Die Scheidung lässt das gemeinsame Sorgerecht der Eltern grundsätzlich unberührt. Hinsichtlich der Kinder bleibt also prinzipiell auch nach der Scheidung alles beim Alten. Im Rahmen der Scheidung oder auch schon bei Getrenntleben der Ehegatten kann jedoch ein Antrag auf Gewährung des alleinigen Sorgerechts gestellt werden. Dieser Antrag hat dann Erfolg, wenn der andere Elternteil zustimmt. Das Kind kann allerdings nach Vollendung des 14. Lebensjahres der Übertragung widersprechen. Der Antrag hat dann ebenfalls Erfolg, wenn die Übertragung des alleinigen Sorgerechts auf einen Ehegatten dem Kindeswohl am besten entspricht. Daneben sind die Eignung des Ehegatten zur Erziehung, das Umfeld und die sonstigen Lebensverhältnisse zu berücksichtigen.

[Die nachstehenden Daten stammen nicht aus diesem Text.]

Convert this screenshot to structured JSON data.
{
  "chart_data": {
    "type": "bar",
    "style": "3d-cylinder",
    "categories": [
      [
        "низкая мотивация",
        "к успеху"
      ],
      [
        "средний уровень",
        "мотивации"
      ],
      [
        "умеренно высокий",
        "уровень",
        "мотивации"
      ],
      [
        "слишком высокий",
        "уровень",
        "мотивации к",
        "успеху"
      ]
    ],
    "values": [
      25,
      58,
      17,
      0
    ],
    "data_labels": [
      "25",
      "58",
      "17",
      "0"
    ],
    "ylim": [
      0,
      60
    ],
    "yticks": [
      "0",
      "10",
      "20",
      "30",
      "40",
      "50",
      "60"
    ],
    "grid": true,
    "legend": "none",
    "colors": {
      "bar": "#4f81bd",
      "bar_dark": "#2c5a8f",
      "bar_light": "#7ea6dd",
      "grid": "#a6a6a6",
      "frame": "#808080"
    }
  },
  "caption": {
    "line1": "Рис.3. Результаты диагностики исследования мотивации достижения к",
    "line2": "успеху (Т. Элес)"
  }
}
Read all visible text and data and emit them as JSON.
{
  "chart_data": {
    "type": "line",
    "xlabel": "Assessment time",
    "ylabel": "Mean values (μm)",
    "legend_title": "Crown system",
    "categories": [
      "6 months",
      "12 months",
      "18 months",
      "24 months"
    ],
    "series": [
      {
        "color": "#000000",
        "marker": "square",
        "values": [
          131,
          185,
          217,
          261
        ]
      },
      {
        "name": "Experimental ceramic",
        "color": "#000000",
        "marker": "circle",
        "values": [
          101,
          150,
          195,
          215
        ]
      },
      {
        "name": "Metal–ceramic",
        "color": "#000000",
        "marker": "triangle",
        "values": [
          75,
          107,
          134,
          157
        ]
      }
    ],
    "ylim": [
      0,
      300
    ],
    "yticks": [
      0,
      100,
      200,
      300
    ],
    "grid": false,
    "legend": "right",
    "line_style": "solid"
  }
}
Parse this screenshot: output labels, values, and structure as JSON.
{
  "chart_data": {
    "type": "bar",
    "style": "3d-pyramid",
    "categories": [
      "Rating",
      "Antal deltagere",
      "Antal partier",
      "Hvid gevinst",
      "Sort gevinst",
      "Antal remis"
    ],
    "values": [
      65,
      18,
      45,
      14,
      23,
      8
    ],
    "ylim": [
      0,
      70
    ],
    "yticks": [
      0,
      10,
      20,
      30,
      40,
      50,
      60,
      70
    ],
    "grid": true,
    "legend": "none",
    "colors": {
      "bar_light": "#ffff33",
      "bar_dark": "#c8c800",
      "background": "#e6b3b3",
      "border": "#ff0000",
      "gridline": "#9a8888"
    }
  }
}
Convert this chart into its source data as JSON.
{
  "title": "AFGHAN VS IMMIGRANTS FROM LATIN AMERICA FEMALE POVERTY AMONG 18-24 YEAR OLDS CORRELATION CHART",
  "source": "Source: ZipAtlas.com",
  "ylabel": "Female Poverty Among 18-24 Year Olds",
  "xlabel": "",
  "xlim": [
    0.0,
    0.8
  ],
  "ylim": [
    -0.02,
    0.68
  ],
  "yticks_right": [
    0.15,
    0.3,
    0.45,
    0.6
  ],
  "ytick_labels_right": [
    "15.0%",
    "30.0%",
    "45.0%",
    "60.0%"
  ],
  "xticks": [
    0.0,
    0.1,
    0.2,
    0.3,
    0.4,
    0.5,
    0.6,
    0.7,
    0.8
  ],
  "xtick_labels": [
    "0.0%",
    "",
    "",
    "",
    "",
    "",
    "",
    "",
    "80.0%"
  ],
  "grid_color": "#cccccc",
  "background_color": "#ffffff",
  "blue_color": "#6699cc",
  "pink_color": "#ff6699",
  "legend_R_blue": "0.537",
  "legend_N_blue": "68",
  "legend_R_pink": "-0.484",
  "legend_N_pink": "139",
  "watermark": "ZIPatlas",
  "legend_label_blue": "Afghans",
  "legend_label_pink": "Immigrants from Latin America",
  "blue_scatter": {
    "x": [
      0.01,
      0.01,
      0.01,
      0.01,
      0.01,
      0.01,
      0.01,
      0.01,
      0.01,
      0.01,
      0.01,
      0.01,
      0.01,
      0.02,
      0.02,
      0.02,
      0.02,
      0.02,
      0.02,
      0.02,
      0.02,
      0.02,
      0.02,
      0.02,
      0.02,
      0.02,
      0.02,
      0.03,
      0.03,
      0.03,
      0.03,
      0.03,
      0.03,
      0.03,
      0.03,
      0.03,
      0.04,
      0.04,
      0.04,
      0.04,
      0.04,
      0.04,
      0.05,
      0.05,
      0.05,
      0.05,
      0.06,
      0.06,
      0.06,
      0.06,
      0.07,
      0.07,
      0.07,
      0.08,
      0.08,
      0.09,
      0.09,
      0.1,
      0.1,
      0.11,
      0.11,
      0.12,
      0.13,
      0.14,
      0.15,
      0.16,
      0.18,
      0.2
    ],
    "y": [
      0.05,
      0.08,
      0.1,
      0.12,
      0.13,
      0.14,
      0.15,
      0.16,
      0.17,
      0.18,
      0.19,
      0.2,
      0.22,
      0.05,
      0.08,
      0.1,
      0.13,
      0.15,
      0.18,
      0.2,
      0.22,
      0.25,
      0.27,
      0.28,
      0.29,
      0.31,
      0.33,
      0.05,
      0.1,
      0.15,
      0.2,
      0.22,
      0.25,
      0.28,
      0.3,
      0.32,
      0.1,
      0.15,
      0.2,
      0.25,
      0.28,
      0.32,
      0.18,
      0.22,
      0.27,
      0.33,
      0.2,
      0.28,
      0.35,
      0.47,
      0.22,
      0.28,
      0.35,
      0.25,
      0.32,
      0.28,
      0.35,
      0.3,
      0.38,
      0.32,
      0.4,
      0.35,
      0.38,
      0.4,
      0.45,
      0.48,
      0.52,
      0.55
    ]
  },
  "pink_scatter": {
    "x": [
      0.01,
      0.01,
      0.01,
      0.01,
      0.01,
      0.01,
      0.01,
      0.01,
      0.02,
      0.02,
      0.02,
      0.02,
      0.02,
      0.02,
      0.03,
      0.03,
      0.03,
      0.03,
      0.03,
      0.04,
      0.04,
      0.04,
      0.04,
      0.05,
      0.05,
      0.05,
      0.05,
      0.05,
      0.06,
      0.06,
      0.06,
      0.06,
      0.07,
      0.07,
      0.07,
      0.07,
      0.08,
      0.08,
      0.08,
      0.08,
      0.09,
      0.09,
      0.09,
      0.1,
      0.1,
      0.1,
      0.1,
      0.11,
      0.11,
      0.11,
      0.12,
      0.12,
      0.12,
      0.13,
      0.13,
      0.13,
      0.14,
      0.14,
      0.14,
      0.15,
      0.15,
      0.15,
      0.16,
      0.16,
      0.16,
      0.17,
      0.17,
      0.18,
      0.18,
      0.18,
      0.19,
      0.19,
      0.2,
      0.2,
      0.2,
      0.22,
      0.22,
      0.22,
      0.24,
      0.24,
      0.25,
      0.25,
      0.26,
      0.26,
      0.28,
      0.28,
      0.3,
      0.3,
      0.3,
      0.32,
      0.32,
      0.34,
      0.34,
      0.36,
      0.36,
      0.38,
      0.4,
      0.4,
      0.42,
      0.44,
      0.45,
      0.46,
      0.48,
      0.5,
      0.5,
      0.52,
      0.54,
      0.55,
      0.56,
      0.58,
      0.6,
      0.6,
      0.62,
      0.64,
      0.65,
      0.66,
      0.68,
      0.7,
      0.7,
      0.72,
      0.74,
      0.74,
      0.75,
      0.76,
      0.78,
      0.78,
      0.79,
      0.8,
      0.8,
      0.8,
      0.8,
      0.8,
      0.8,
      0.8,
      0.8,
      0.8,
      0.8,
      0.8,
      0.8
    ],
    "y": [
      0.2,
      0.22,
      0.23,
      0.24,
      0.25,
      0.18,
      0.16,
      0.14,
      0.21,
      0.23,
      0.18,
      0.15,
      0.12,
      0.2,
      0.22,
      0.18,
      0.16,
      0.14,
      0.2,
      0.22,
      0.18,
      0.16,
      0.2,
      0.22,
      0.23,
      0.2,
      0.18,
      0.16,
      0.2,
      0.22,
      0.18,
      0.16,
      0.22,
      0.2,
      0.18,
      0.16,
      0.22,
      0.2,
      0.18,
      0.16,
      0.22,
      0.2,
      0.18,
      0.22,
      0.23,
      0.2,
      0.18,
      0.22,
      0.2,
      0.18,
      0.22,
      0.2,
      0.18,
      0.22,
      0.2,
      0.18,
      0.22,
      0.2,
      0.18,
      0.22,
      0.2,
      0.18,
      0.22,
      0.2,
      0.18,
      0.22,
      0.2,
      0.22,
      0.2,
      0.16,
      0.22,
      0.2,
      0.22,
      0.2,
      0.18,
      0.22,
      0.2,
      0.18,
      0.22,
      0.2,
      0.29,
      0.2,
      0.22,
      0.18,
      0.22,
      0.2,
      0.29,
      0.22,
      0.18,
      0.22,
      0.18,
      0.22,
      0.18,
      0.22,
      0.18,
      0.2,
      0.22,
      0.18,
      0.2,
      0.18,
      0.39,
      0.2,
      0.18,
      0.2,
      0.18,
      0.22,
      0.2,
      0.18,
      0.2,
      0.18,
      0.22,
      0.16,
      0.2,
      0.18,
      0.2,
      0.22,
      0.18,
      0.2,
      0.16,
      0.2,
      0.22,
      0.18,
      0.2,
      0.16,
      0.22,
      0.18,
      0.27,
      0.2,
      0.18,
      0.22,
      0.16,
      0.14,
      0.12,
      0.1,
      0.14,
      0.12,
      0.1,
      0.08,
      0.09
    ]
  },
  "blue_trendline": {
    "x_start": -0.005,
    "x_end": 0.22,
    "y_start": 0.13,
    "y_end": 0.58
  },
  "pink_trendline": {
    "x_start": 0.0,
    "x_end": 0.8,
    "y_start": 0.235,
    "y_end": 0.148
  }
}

Vom Sorgerecht zu unterscheiden ist jedoch das Umgangsrecht; dieses steht weiterhin auch dem nicht sorgeberechtigten Elternteil zu. Zudem hat das Kind selbst ein Recht auf Umgang mit dem nicht sorgeberechtigten Elternteil. Ist dieser allerdings umgangsunwillig, will er also nichts mit seinem Kind zu tun haben, verstößt er zwar gegen das Recht des Kindes; dieser kann allerdings nicht beispielsweise mit der Verhängung eines Zwangsgelds durchgesetzt werden.